Sementara itu, Ketua Forum Warga Kota Azas Tigor Nainggolan mengatakan keputusan Gubernur DKI Jakarta Anies Baswedan menunjukkan kegamangan saat menerapkan PSBB pada masa transisi di Jakarta.

Tigor menyebut PSBB transisi ala Anies ini tak jelas pelaksanaannya. Menurutnya, ketidakjelasan aturan mengakibatkan tak ada langkah sistematis menangani pandemi virus corona.

"Akibatnya PSBB transisi itu hanya istilah dan di lapangan yang terjadi keliaran dan improvisasi masing-masing stakeholder atau pengelola layanan publik," kata Tigor kepada CNNIndonesia.com, Kamis (18/6).

Tigor menyebut Anies harus memperpanjang penerapan PSBB dan menjalankan secara ketat. Selain itu, Pemprov DKI juga perlu mengawasi pelaksanaan kebijakan tersebut sesuai protokol kesehatan.

"Jakarta harus lakukan pengawasan dan penegakan PSBB sesuai protokol kesehatan, bukan lagi standar PSBB transisi yang tidak jelas itu," ujarnya.

Pakar epidemiologi dari Universitas Indonesia (UI) Pandu Riono mengatakan Anies perlu memperpanjang penerapan PSBB dalam menekan penyebaran virus corona. Meskipun, kata Pandu, dalam dua pekan ini penyebaran virus corona cukup terkendali.

"PSBB perlu terus diperpanjang," kata Pandu kepada CNNIndonesia.com, Minggu (21/6). Pandu mengaku pihaknya sedang menyelesaikan kajian pelaksanaan PSBB transisi di Jakarta. Hasil kajian tersebut akan diberikan kepada Pemprov DKI.

Dewan Pakar Ikatan Ahli Kesehatan Masyarakat Indonesia (IAKMI) Hermawan Saputra mengimbau Anies tetap melaksanakan PSBB secara optimal untuk menekan penyebaran virus corona. Menurutnya, jika ada pelenturan pelaksanaan PSBB, tak semua sektor ikut dilonggarkan.

Hermawan tak sepakat dengan istilah PSBB transisi yang dipakai Anies. Menurutnya, tak ada jenis-jenis PSBB sebagaimana diatur dalam Peraturan Pemerintah (PP) Nomor 21/2020.

"Saya mengimbau pemerintah (Provinsi DKI Jakarta) agar tetap menyelenggarakan PSBB secara optimal," ujarnya kepada CNNIndonesia.com.

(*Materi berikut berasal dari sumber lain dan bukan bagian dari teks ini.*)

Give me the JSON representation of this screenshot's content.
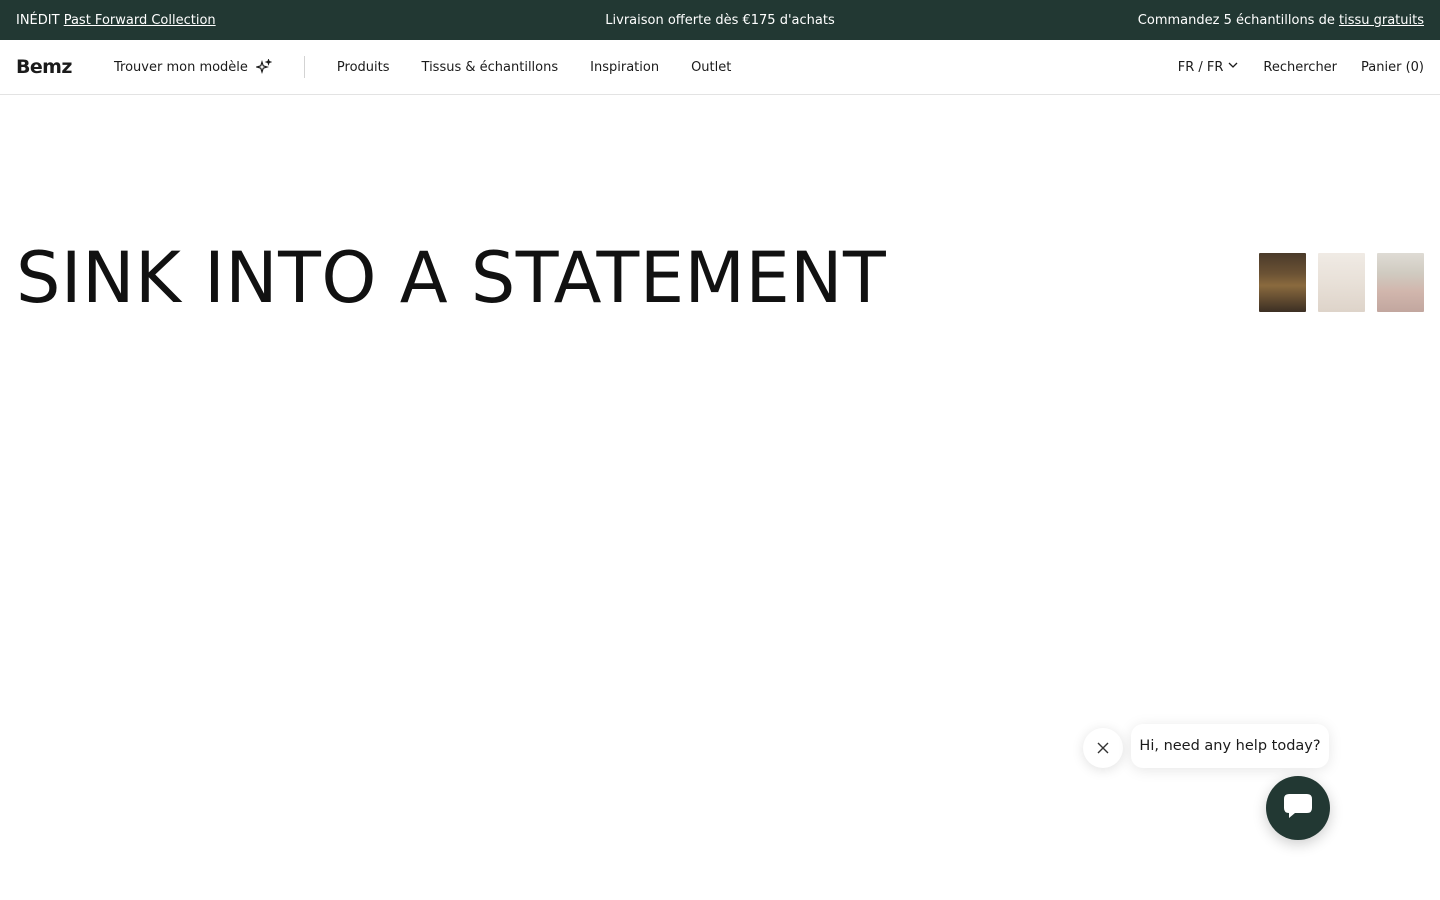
{
  "announcement": {
    "left_prefix": "INÉDIT",
    "left_link": "Past Forward Collection",
    "center": "Livraison offerte dès €175 d'achats",
    "right_prefix": "Commandez 5 échantillons de",
    "right_link": "tissu gratuits"
  },
  "header": {
    "logo": "Bemz",
    "find_model": "Trouver mon modèle",
    "nav": [
      "Produits",
      "Tissus & échantillons",
      "Inspiration",
      "Outlet"
    ],
    "language": "FR / FR",
    "search": "Rechercher",
    "cart": "Panier (0)"
  },
  "hero": {
    "title": "SINK INTO A STATEMENT"
  },
  "chat": {
    "message": "Hi, need any help today?"
  },
  "colors": {
    "brand_dark": "#223833"
  }
}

Hermawan tak ingin PSBB transisi yang diterapkan Anies sejak 4 Juni sampai 2 Juli nanti disalahartikan sebagai kemerdekaan oleh masyarakat. Maklum sekitar tiga bulan sejumlah masyarakat melakukan aktivitas, mulai belajar, bekerja, dan beribadah di rumah.

"Karena tidak sama perspektif pemerintah dengan masyarakat. pemerintah katakan PSBB transisi, tapi masyarakat menganggap kebebasan," katanya.

Sejumlah kebijakan Pemprov DKI dalam penanganan wabah yang tak luput dari kritik itu ditanggapi santai oleh Wakil Gubernur DKI Jakarta Ahmad Riza Patria. Menurut Riza, kritik yang datang merupakan bagian dari kehidupan berdemokrasi.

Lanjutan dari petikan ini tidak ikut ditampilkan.